Rusya'ya ve İran'a bir kez daha sesleniyorum; Suriye'de bizim sizinle derdimiz yok. Türkiye'nin Suriye'deki meselesi ne toprak kazanmak ne de mezhebi üs edinme gayretidir. Ülkemize yönelen milyonlarca kişinin yol açtığı insani kriz çözme gayreti yürütüyoruz.
Bize ne diyorlar; 'Kapıları açmayın'. Ben ne dedim; 'Bizimle yük paylaşımına girmezseniz bu kapıları açarız'. Bizim şaka yaptığımızı sandılar. O iş bitti. Şimdi Batı hesap verecek. Dünya Yüksek Mülteciler Komiserliği'ne. Mültecilere karşı takındıkları tavırla, onları yıldırmaya çalışanlar uluslararası camiada da hesabını verecekler. Bu akşam yine telefon talebinde bulundular. Almanya, Bulgaristan ile görüşmelerimiz var.
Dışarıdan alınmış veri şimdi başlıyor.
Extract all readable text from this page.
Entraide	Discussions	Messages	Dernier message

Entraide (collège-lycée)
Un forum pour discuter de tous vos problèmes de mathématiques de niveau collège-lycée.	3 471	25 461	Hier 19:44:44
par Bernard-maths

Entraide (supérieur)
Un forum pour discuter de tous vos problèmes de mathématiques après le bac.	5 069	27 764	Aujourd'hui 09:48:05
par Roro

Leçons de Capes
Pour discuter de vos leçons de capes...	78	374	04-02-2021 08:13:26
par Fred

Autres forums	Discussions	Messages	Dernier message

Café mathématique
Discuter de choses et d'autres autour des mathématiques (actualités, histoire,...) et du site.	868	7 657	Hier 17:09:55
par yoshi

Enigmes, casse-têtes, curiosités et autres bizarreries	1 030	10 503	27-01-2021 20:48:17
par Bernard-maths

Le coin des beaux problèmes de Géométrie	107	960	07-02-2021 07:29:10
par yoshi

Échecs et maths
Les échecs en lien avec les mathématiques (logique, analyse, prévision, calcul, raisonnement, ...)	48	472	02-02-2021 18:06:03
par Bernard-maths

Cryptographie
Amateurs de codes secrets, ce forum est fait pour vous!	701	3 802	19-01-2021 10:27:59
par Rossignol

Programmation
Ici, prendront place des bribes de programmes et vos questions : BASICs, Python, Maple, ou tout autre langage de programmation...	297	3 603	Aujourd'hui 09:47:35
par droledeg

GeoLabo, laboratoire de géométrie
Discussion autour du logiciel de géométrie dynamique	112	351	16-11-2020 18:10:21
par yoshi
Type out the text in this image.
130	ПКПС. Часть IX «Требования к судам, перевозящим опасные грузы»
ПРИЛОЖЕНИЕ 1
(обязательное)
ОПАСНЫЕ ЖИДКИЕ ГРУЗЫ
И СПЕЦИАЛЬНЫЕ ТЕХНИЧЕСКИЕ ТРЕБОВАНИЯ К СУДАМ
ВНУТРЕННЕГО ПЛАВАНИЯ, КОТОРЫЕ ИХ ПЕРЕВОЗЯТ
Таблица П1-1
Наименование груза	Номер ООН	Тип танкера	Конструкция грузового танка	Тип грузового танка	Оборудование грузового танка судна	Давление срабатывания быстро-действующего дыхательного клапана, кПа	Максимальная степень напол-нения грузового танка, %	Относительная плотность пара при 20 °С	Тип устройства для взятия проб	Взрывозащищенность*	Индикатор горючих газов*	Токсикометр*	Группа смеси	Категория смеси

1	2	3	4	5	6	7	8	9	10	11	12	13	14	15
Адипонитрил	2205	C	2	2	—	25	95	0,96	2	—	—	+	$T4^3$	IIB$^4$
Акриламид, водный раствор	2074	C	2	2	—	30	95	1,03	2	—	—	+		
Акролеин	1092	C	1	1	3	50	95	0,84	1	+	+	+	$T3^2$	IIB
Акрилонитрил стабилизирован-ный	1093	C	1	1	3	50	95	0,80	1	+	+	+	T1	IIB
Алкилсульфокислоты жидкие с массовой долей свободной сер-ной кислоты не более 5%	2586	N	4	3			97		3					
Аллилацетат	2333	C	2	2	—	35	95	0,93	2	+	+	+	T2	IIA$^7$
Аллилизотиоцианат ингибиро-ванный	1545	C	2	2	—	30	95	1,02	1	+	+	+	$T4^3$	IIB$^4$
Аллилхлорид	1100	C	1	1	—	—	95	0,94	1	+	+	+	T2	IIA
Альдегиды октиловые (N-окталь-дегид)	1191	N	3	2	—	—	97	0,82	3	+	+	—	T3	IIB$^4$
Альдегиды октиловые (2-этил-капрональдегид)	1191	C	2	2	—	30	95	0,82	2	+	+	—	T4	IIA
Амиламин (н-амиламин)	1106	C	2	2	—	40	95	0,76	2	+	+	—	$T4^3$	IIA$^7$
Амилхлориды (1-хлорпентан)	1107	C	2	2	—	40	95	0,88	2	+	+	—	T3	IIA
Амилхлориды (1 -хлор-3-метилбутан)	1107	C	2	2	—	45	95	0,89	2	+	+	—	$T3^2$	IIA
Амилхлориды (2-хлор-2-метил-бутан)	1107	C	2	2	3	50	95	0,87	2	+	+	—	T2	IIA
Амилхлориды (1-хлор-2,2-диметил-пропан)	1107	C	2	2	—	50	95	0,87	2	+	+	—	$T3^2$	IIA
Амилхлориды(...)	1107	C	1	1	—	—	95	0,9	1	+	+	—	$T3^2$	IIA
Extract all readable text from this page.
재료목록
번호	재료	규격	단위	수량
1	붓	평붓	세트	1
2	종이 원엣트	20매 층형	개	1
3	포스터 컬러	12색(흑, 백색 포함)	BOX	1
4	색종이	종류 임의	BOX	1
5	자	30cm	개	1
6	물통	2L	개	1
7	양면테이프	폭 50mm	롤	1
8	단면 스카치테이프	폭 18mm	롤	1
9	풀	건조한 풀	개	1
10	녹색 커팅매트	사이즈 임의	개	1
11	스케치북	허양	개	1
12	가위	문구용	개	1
Rusya'da görüşmemiz olacak.
Biz yıllarca Suriye'de güvenli bölgeler oluşturalım, göçmenleri burada iskan edelim çağrısı yaptık. Hiçbir Avrupa ülkesi buna yanaşmadı. Şimdi Avrupa'ya yönelenlerin sayısı 100 binler oldu, daha da olacak. Bu sayı yakında milyonlar olacak. Şimdi hepsi sınırlarımızı açtığımız için feryat ediyorlar. Ya bu insanları kendi topraklarında onurlu bir hayata kavuşturacağız ya da herkes bu yükten payına düşeni alacak. Artık tek taraflı fedakarlık dönemi bitti.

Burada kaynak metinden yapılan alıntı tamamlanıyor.